THESE DAYS ONE OF THE WORST THINGS YOU CAN BE ACcused of is good intentions. George Bush imputes good intentions to the antipoverty efforts of the 1960s and '70s as a preface to saying they've backfired. Bush's Republican rival, Patrick Buchanan, then trumps him by pre-emptively tarring any new antipoverty efforts with the same brush. "In the wake of Los Angeles," Buchanan declares, "everyone has a 'solution' to the 'problem.' And these solutions come from earnest and well-intentioned men and women." Officer, stop that man! He's armed with good intentions.

A check through Nexis, the computerized news-media database, confirms that virtually every time someone is described as having "good" or "noble" or "best of" intentions, that person is about to be accused of doing something wrong. It may just be improperly removing a hook from a fish ("Good intentions notwithstanding, the result of such handling can be a severely injured fish . . ."). But most often since the Los Angeles riot, the subject has been the cities and the underclass.

Good intentions do sometimes go awry, in helping the poor as in any other human endeavor. Go see the current movie of E.M. Forster's Howards End -- or read the novel -- for an exploration of that theme. But the reflexive crediting of "good intentions" has become a standard throat-clearing exercise by those who wish to attack government antipoverty programs. This serves their rhetorical purposes in two ways.

First, while good intentions might seem like an admirable thing to have, the phrase also conjures up an image of woolly-minded naivete. Those dear old liberals, sitting in their ivory-tower rocking chairs, knitting vast social- welfare blankets from skeins of good intentions and taxpayer money -- What do they know about the real world? The implication is that good intentions are not merely insufficient but even detrimental to the hard business of facing up to the hard truths about poverty and race. Good intentions are for sissies.

At the same time, crediting others with good intentions is a subtle way of claiming them for yourself. After all, it is hardly necessary to vouch for the good intentions of Lyndon Johnson, who wanted to spend billions fighting poverty. The one who needs credit for good intentions is Bush, who says such efforts are unnecessary or even destructive and -- by a remarkable coincidence -- the true solutions to the problems of the ghetto are those that ask virtually nothing of the white middle class. Naturally Bush would like to stipulate good intentions all around.

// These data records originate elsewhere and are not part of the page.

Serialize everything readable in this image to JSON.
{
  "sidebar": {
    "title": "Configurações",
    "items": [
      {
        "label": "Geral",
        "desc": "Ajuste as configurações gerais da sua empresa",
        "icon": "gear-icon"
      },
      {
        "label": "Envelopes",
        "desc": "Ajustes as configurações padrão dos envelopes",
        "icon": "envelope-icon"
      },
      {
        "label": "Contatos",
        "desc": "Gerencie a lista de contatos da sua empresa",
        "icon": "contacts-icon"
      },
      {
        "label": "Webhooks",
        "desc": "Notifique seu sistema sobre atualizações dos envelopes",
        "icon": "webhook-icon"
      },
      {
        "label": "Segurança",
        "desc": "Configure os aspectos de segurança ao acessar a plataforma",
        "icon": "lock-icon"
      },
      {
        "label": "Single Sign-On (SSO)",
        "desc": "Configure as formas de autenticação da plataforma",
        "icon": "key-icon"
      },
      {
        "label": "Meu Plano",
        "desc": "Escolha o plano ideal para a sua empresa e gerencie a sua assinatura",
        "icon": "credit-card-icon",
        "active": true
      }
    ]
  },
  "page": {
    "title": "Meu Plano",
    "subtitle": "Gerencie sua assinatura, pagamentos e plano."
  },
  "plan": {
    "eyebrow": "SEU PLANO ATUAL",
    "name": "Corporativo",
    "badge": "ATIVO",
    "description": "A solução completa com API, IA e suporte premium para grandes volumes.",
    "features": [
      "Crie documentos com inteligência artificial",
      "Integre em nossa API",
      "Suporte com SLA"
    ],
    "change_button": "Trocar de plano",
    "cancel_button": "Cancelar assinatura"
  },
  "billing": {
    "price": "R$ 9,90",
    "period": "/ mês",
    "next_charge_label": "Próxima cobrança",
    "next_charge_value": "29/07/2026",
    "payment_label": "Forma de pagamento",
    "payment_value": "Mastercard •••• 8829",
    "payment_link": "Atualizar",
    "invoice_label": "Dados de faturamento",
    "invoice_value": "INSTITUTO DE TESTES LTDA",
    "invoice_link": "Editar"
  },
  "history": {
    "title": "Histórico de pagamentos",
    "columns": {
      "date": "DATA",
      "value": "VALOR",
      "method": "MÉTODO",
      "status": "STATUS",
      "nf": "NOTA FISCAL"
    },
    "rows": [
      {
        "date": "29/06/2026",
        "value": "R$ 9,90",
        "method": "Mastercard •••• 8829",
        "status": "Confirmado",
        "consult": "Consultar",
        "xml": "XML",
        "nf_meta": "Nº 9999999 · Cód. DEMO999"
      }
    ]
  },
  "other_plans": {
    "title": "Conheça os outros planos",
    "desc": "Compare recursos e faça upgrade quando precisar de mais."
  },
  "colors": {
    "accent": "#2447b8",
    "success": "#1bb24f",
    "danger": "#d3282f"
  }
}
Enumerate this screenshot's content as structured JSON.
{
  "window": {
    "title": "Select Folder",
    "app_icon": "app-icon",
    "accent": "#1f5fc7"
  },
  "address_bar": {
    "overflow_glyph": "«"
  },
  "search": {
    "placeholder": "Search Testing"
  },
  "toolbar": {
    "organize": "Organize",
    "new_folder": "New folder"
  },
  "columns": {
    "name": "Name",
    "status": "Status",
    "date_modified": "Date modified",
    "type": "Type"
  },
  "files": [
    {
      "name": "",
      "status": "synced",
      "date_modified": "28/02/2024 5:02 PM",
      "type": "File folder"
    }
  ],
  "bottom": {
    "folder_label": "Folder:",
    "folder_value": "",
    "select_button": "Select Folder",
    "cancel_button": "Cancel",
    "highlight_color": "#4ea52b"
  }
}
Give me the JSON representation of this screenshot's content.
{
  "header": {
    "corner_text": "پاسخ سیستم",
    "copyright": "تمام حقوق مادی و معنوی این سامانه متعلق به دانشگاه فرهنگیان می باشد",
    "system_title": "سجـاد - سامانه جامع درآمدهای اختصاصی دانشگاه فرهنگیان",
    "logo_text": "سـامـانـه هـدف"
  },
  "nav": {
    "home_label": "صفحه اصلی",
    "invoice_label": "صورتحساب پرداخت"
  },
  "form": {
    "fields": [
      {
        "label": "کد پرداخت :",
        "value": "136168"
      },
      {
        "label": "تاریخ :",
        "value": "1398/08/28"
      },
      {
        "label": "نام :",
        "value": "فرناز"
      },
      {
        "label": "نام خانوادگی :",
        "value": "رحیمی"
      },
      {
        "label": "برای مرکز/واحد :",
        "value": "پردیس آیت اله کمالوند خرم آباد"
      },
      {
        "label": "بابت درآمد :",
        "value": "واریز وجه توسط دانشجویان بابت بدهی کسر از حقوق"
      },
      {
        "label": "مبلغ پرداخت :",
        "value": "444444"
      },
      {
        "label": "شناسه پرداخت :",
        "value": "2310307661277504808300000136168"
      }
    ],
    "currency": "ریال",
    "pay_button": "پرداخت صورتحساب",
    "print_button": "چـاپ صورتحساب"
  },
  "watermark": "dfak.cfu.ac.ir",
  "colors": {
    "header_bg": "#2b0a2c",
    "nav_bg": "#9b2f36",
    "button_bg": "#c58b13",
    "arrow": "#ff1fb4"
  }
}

It is shocking to read President Johnson's words from the 1960s. He spoke bluntly about "white guilt" and "equality ((of)) result." These phrases violate the taboos of 1992's conservative political correctness. And of course anything as grandiose as a "war on poverty" is unthinkable today. Why is that? People say we have lost the economic optimism and national self- confidence of the 1960s. But the 1980s were also a period of national economic optimism, yet that is when the War on Poverty was officially declared unwinnable. And even the sad-sack 1990s are objectively richer than the 1960s. The difference must be a matter of good intentions.